Traduzione: calma. Serve tempo. Non aspettatevi miracoli immediati. Parole che stonano con la narrazione della “squadra da battere” costruita in questi mesi. Honda, con tutta la sua esperienza in F1, sa bene che le rivoluzioni tecniche si costruiscono con pazienza e metodo, non con proclami e assegni in bianco.
Il freno a mano di Watanabe
La parte più illuminante dell’intervista arriva quando Watanabe traccia una linea netta tra le ambizioni di Silverstone e la realtà dello sviluppo: “Per il bene di Honda e Aston Martin, non affrettiamo e prendiamo misure forzate“. È una frase che suona come un campanello d’allarme. Il capo di Honda sta sostanzialmente dicendo: rallentiamo, non facciamo stupidaggini per inseguire aspettative irrealistiche.
E poi arriva la bomba vera, quella che dovrebbe far ricalibrare completamente le aspettative sul progetto Aston Martin: “Siamo concentrati sullo sviluppo dell’unità di potenza per questa stagione, ma come parte del nostro programma di sviluppo per il 2026. Anche se l’attenzione è ancora sul 2026, includiamo un piano per il 2027“.

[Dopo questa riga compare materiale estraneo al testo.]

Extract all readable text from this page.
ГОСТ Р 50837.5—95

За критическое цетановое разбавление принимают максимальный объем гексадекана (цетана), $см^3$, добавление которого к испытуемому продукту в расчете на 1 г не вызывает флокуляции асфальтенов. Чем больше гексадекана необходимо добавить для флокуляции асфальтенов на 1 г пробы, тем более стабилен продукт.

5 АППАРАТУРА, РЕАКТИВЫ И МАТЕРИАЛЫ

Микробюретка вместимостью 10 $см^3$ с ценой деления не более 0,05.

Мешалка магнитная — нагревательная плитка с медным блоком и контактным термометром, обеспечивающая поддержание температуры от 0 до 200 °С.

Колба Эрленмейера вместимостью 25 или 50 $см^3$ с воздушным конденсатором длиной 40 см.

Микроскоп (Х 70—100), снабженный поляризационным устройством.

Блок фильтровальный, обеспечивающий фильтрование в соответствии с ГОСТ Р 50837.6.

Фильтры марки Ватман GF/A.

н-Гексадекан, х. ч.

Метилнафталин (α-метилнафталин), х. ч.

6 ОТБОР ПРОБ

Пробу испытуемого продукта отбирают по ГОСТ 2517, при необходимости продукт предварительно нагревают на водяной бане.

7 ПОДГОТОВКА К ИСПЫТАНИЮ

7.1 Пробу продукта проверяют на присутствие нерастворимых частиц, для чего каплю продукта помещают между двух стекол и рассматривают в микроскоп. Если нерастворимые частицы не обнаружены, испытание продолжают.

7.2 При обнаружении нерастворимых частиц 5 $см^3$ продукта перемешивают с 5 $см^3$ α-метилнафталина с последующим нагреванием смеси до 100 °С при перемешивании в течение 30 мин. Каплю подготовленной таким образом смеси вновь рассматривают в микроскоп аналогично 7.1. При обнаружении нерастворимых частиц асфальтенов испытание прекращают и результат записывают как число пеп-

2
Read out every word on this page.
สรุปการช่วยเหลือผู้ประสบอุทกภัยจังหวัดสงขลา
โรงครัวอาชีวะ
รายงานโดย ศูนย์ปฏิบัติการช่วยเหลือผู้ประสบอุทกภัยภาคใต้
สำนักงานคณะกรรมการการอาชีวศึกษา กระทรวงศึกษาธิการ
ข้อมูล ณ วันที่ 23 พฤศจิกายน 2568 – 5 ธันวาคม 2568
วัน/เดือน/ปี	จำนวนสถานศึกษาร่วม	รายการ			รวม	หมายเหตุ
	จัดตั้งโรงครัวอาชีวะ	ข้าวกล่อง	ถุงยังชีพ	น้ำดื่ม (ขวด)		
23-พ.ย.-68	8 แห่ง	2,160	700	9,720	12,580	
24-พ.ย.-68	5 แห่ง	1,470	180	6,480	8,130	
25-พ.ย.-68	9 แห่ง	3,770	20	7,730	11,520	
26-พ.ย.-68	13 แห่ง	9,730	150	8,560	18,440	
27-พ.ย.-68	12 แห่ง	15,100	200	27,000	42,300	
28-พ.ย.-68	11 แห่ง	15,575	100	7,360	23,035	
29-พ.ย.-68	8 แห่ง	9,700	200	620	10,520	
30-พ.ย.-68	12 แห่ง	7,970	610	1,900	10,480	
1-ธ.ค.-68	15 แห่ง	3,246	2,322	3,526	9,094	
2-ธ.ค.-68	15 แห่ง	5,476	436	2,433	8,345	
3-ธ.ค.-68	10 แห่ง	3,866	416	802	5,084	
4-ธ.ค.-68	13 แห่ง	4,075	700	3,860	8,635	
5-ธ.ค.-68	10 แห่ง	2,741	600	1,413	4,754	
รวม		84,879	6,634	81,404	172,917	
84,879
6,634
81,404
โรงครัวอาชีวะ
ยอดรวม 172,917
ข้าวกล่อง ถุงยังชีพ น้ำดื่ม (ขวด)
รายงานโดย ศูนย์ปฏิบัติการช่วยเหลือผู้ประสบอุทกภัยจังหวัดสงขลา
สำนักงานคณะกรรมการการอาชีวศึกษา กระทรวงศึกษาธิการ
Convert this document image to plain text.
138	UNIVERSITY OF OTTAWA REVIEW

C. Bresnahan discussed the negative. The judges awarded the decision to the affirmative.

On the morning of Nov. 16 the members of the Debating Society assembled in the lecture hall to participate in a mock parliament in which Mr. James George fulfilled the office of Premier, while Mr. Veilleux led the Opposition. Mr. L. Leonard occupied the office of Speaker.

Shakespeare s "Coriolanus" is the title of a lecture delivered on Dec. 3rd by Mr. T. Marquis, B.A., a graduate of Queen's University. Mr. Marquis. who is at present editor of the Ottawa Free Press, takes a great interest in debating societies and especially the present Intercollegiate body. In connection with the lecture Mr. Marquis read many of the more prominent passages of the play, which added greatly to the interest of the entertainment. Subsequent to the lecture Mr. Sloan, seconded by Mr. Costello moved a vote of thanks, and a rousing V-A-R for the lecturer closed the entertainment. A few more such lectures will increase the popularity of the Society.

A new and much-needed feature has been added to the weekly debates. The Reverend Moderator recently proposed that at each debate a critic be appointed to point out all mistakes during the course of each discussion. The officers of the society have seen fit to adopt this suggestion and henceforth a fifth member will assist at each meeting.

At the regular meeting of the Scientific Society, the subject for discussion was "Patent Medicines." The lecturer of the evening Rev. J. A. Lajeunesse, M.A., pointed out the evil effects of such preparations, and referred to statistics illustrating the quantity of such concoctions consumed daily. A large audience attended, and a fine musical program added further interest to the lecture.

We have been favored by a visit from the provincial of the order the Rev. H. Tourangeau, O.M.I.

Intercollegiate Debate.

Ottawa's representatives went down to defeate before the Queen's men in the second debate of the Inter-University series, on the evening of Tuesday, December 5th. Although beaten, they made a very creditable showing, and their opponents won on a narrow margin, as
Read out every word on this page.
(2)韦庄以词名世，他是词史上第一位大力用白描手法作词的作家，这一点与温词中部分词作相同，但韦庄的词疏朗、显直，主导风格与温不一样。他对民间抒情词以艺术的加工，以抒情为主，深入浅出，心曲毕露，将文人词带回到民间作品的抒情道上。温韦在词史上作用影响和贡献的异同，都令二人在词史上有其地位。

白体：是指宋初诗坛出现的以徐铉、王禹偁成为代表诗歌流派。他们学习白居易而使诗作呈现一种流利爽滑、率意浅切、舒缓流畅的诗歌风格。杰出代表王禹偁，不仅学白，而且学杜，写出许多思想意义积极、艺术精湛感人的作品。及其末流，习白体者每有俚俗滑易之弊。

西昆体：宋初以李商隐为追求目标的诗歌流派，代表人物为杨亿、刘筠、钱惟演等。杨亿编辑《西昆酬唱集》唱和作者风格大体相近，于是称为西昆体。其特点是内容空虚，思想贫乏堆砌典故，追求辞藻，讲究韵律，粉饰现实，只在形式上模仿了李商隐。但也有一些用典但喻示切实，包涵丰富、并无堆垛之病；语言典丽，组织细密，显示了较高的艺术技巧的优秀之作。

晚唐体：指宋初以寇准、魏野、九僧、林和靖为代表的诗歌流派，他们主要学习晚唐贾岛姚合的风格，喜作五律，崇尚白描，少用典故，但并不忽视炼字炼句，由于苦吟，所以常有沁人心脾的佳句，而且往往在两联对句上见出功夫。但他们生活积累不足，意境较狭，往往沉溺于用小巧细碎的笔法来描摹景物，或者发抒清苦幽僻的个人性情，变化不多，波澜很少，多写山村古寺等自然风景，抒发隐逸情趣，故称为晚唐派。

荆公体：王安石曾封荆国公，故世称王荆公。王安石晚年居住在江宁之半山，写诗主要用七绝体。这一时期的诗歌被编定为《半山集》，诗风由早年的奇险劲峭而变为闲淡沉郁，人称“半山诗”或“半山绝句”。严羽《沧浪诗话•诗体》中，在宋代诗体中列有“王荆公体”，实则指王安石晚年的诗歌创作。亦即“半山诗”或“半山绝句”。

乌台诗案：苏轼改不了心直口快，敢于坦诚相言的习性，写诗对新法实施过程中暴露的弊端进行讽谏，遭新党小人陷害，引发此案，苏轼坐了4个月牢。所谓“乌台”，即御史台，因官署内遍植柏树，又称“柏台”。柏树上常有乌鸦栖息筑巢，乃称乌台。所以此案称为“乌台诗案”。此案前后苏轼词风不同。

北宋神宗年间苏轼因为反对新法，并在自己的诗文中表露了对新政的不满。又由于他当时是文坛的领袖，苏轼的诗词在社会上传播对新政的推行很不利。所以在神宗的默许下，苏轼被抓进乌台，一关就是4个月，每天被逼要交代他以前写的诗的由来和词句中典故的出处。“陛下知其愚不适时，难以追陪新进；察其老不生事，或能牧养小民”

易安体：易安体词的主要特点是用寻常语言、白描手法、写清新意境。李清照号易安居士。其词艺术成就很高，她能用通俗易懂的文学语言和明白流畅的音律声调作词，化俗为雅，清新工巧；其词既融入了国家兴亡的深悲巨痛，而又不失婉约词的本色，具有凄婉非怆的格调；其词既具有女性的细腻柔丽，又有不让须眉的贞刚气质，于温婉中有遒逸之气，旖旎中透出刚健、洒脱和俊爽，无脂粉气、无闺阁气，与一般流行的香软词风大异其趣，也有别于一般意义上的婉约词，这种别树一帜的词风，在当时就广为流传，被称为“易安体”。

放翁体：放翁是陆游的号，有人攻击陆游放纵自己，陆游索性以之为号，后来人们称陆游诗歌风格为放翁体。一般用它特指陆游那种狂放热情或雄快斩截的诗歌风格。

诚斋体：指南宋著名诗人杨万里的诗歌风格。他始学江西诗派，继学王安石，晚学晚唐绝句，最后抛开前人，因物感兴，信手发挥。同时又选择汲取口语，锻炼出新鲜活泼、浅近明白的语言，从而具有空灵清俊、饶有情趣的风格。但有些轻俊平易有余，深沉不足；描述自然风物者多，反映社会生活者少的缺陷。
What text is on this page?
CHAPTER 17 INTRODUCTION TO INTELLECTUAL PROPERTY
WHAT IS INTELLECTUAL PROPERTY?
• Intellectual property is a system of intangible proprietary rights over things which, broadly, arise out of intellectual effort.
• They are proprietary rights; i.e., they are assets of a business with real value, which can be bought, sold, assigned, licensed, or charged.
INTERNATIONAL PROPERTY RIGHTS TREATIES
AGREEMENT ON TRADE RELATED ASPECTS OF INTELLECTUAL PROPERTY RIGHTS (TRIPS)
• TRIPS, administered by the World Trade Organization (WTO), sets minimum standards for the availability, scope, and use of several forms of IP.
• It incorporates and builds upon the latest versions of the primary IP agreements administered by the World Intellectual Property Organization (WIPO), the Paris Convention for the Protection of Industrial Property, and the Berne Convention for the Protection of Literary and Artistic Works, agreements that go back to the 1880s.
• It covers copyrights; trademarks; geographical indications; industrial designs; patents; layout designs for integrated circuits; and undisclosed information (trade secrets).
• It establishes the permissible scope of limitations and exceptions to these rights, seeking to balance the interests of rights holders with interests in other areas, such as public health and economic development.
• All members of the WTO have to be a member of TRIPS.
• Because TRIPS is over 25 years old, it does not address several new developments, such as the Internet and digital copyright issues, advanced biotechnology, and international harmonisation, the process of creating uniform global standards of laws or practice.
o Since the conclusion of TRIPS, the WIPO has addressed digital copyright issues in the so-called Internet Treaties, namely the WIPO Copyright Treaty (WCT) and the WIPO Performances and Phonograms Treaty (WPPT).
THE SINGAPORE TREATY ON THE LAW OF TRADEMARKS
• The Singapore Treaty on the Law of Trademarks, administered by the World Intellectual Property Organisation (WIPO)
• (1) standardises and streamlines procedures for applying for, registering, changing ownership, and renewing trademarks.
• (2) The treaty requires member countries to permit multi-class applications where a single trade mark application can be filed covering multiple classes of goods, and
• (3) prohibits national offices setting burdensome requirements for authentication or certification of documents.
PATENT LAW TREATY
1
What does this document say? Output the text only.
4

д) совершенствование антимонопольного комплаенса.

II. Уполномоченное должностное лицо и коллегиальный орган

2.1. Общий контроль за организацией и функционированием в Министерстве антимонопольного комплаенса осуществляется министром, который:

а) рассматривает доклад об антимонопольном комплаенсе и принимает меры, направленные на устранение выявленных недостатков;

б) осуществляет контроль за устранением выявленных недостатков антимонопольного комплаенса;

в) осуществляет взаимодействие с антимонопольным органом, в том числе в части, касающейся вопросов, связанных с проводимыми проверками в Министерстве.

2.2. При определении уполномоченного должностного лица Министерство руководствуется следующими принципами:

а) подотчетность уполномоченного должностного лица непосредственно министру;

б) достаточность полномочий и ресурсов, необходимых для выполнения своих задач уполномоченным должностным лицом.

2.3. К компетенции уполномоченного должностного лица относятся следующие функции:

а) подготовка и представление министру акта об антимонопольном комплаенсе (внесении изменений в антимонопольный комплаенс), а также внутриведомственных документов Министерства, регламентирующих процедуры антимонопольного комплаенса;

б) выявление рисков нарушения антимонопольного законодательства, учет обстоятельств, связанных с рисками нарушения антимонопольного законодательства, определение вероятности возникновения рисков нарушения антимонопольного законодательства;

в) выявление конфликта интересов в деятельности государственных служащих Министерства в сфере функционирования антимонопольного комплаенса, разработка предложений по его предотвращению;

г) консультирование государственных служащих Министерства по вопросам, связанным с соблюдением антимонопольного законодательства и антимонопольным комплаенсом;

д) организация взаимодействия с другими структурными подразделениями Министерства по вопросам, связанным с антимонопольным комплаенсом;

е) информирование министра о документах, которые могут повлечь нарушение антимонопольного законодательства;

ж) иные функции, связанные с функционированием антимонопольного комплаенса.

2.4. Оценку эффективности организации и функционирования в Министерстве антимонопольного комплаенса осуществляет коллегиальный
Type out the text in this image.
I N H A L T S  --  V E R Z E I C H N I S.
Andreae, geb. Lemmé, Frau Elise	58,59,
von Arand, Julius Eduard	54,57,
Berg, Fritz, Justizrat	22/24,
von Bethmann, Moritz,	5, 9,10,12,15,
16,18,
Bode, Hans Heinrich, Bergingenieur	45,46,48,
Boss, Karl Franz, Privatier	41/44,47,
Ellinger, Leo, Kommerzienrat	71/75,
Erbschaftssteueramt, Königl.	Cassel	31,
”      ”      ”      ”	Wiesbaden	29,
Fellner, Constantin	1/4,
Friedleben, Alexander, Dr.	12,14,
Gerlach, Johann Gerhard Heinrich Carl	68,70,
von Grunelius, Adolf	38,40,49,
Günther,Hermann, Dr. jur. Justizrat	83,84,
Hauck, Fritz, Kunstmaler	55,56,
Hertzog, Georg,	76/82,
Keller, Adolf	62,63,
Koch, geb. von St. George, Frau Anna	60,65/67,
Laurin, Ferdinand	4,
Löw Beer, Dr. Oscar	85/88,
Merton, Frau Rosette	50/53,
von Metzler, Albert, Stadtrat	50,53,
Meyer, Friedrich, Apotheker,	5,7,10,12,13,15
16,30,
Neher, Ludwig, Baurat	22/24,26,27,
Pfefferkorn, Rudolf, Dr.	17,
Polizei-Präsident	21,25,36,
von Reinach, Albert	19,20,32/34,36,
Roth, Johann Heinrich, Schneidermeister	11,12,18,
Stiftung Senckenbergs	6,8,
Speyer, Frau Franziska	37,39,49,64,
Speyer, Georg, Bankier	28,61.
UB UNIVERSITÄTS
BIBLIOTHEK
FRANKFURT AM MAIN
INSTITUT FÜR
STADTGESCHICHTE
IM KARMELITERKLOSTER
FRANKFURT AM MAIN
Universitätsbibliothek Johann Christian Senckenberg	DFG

Leggete bene quell’ultima frase. Il 2027. Honda sta già guardando oltre il 2026, l’anno che doveva essere quello della consacrazione. Stanno costruendo un percorso che si estende su due anni, forse anche di più. Questo non è il linguaggio di chi si aspetta di dominare dal primo giorno. È il linguaggio di chi sa che la strada è lunga e tortuosa.

Newey e l’effetto domino
C’è poi la questione Newey, che Watanabe affronta con una franchezza quasi disarmante. Il genio britannico sta chiedendo modifiche continue al telaio, come è nel suo DNA di perfezionista ossessivo. Ma ogni modifica al telaio ha avuto ripercussioni sulla power unit: posizionamento, packaging, integrazione. “Aston Martin ha questo atteggiamento di velocità che sarà molto importante, e Honda lavorerà con loro per mantenere il loro ritmo“, dice il dirigente nipponico.
Sembra quasi che Honda stia cercando di inseguire Aston Martin, piuttosto che lavorare in sincronia fin dall’inizio. È l’immagine di un matrimonio nato con troppa attesa, dove i partner stanno ancora imparando a conoscersi mentre corrono verso una scadenza impietosa. E in Formula 1, questo tipo di approccio raramente porta a risultati immediati.
La depressurizzazione dell’ambiente
Forse è arrivato il momento di ridimensionare le aspettative su Aston Martin per il 2026. Non si tratta di demonizzare il progetto o di dire che è destinato al fallimento. Tutt’altro. Ma è necessario guardare in faccia la realtà: hanno assemblato un super-team in tempi record, ma il tempo per integrare tutte queste componenti, per far funzionare l’alchimia tra personalità forti come Stroll, Newey e Cowell, per costruire quella base organizzativa che Honda considera “essenziale”, non è un optional.

I test di Barcellona, con Aston Martin che rinuncia a un terzo dei giorni disponibili, sembrano confermare che qualcosa non sia andando secondo i piani iniziali. E le parole di Watanabe, con quel riferimento al 2027 che suona più come un salvagente che come un dettaglio, suggeriscono che anche all’interno della partnership qualcuno sta rivedendo le timeline.
Il 2026 potrebbe essere l’anno della costruzione, della messa a punto, degli errori necessari e dell’apprendimento. Il 2027, quello delle ambizioni concrete. E forse, con un po’ di realismo in più, è meglio così. Le rivoluzioni vere si costruiscono con il tempo, non con i titoli dei giornali.